Sanatçı Mehmet Ali Erbil (1957) "29 yıldır nafaka ödüyorum. Bunun dünyada bile örneği yoktur.29 yıldır nafaka ödeyen dünyadaki tek adamım. Ama üç çocuğumun annelerine teşekkür ederim. Böylesine değerli çocuklar yetiştirdikleri için" dedi...
Erbil'e eski eşi Nergis Kumbasar (1963) şu cevabı verdi: "Her kadın nafakası için mücadele etmeli. Eğer gerçekten istesem, hakkım olanı mahkeme kararıyla alırım zaten. Mehmet Ali Bey'in canı çok acır, bunu biliyor. Yeteri kadar anlayışlıyım. Artık bu konuları konuşmaz diye umuyorum"
Erbil 20 Ağustos 1989'da da Nergis Kumbasar'la evlendi. Bu evlilikten 2 Aralık 1995'te Yasmin dünyaya geldi. Bu evlilik 1996'da sona erdi...
Mark Antalya'ya komşu Andızlı Kabristanı'nda bir mezar taşında şöyle yazıyor:
"Takdir Allah'ındır...Konyalı Fethiye Uçtu...Mal bıraktın mülk bıraktın, üşüştük...Kavga ile niza ile bölüştük...Üç beş karış toprak için döğüştük...Mezarında hüzün ile yat anam! Evlatlarım etsin diye rahat satmadan geçindin, kıt kanaat...Evlatlarından olsun sana nasihat o dünyada malın varsa sat anam...Nur içinde yat anam..."
Mia Farrow (1945) tarafından yazılan anı kitabından (What Falls Away) bir bölüm:
"Woody Allen (1935) kazandığı dört Oscar'ı ve öteki ödülleri anne babasının evinde saklıyordu...Woody Allen filmleri 53 Oscar adaylığı ve 12 Oscar ödülü elde etmiştir...
Woody Allen "Ödül sistemi temelden aptalca bir fikirdir.Popülerlik yarışması gibidir" demişti...

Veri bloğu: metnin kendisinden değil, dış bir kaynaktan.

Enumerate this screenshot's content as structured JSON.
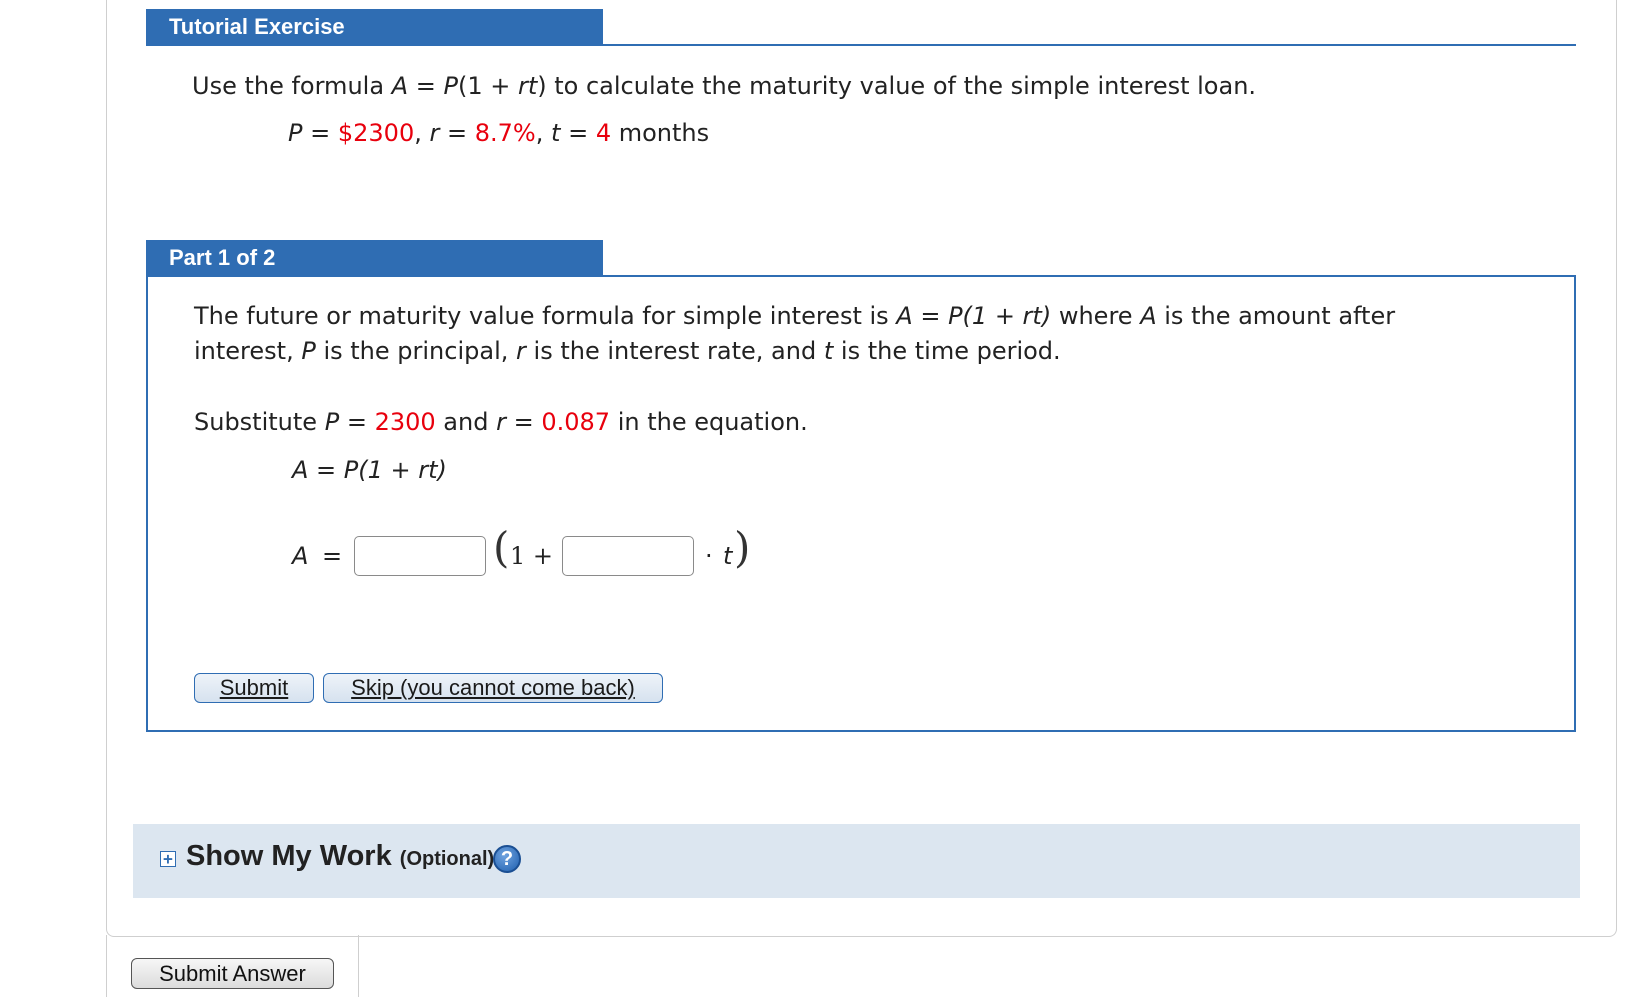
{
  "tutorial": {
    "header": "Tutorial Exercise",
    "intro": {
      "pre": "Use the formula",
      "formula_A": "A",
      "formula_eq": " = ",
      "formula_P": "P",
      "formula_paren1": "(1 + ",
      "formula_rt": "rt",
      "formula_paren2": ")",
      "post": "to calculate the maturity value of the simple interest loan."
    },
    "given": {
      "P_label": "P",
      "eq": " = ",
      "P_value": "$2300",
      "sep1": ",",
      "r_label": "r",
      "r_value": "8.7%",
      "sep2": ",",
      "t_label": "t",
      "t_value": "4",
      "t_unit": "months"
    }
  },
  "part": {
    "header": "Part 1 of 2",
    "description_line1_pre": "The future or maturity value formula for simple interest is",
    "description_line1_formula": "A = P(1 + rt)",
    "description_line1_where": "where",
    "description_line1_A": "A",
    "description_line1_post": "is the amount after",
    "description_line2_pre": "interest,",
    "description_line2_P": "P",
    "description_line2_mid1": "is the principal,",
    "description_line2_r": "r",
    "description_line2_mid2": "is the interest rate, and",
    "description_line2_t": "t",
    "description_line2_post": "is the time period.",
    "substitute_pre": "Substitute",
    "substitute_P": "P",
    "substitute_eq": " = ",
    "substitute_P_value": "2300",
    "substitute_and": "and",
    "substitute_r": "r",
    "substitute_r_value": "0.087",
    "substitute_post": "in the equation.",
    "equation_line": "A  =  P(1 + rt)",
    "answer_A": "A",
    "answer_eq": "=",
    "answer_one_plus": "1 +",
    "answer_dot": "·",
    "answer_t": "t",
    "input1_value": "",
    "input2_value": "",
    "submit_label": "Submit",
    "skip_label": "Skip (you cannot come back)"
  },
  "show_my_work": {
    "title": "Show My Work",
    "optional": "(Optional)",
    "help_glyph": "?",
    "expand_glyph": "+"
  },
  "footer": {
    "submit_answer_label": "Submit Answer"
  },
  "colors": {
    "header_blue": "#2f6db3",
    "highlight_red": "#e8000d",
    "show_work_bg": "#dce6f0"
  }
}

Görüntü yönetmeni Gordon Willis'in (1931-2014) The Godfather ve Manhattan'daki olağanüstü çalışmasının ödüllere aday gösterilmemesi Woody Allen'ın bu görüşünü desteklemek için verdiği örnekti...
Nobel ödüllü fizikçi, bilim insanı Albert Einstein'ın (1879-1955) mutluluğa ulaşmanın formülüne ilişkin yazdığı bir kağıt bulundu.
The Hill'de yer alan habere göre, Einstein 1922 yılında Nobel Ödülü aldıktan sonra Japonya'ya ders vermeye gitti. Einstein bu seyahatte kaldığı otelde çalışan kişiye birkaç not kağıdı verdi. Bu kağıtlardan birinde "mutlu olmanın" anlamına ilişkin fikirleri yazılıydı.Almanca notta şu ifadeler yer alıyordu: "Sakin ve mütevazı bir yaşam bitmeyen bir acımasızlıkla birleşmiş, başarı peşinde bir yaşama göre daha çok mutluluk getirir"
Marriage Story filmi (2019): Birbirini çok seven, birbirine aşık iki insan evlililiklerinin yürümediğini fark ettiklerinde uzman boşanma avukatlarının şeytani tuzaklarına düşerek tüm hayatlarını mahvetme becerisini gösterirler.. Bu film "asla evlenmeye kalkışmayın evliliklerin büyük bölümü boşanmayla sonuçlandığından nikahsız yaşamak için elinizden gelen her türlü fedakarlığı yapın," gibi gizli bir mesajı barındırıyor...
Servetlerine servet katmaya kararlı şeytani avukatlarının kışkırtmaları, dolduruşları, yönlendirmeleri, teşvikleri sayesinde aslında dünya üzerindeki en amansız iki düşman olduklarına inandırılan iki salağın öyküsü...
Dünya üzerindeki en uyumlu film ekibi acaba bu filmde miydi?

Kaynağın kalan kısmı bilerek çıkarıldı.